The biggest long-duration bond ETF raked in record cash this week as a cohort of investors recalibrate bets on when the Federal Reserve will cut interest rates this year.
BlackRock Inc.’s $54 billion iShares 20+ Year Treasury Bond ETF (ticker TLT) attracted a $2.7 billion inflow on Monday, its biggest one-day haul since its 2002 inception. That brings its tally to roughly $4.4 billion for the year so far, despite racking up a nearly 3% loss.
It comes as investors begin to reshuffle their portfolios at the mid-year mark, while traders earlier this week embraced bets on 3 percentage points of cuts over the next nine months as economic growth cools.

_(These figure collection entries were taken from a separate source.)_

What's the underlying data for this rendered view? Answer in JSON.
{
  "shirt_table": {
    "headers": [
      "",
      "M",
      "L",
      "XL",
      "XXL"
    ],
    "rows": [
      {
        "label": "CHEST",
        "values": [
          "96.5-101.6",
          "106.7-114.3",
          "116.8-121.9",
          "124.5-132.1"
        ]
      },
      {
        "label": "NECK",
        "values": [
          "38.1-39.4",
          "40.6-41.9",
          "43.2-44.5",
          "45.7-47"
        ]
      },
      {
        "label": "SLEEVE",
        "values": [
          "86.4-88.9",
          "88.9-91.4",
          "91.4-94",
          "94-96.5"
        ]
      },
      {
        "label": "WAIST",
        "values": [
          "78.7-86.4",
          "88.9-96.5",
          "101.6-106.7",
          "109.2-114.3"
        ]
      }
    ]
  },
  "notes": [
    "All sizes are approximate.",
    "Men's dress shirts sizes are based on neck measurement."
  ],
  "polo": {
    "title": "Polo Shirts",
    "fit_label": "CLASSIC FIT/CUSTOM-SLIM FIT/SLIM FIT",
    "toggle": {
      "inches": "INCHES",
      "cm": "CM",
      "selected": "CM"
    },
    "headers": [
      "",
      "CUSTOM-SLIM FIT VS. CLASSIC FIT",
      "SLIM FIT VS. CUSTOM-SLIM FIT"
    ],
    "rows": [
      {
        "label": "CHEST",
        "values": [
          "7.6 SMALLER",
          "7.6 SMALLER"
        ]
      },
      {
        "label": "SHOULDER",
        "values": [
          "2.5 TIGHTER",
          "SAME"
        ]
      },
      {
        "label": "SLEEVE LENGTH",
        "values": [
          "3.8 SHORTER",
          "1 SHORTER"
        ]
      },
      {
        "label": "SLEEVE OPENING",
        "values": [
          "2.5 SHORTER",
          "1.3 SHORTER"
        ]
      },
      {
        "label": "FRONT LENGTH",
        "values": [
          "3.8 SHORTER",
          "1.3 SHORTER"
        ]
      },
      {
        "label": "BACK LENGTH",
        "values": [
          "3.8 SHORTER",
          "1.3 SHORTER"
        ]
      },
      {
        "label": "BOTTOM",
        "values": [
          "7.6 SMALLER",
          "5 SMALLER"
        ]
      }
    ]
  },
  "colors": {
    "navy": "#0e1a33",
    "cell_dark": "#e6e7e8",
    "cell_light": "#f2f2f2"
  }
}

“It looks like investors are starting to fight the Fed again,” said Athanasios Psarofagis, an ETF analyst at Bloomberg Intelligence. “They’re betting on a Fed cut — you’d get a wicked price move if you’re right,” he said, adding that mid-year portfolio rebalancing also could have played a role.
Longer-dated bonds may gain as investors prepare for the central bank to cut interest rates, with many looking to havens should the economy slow down. An index tracking Treasuries on a total-return basis has gained about 1.7% so far in June, on track for its best monthly performance in 2024, and all but erased its losses for the year.
Fed officials recently forecast that they’d be reducing rates 25 basis points by the end of this year — and a total of 125 basis points by end-2025. The interest rate swap market has priced in deeper cuts, penciling in 165 basis points of easing by the end of next year.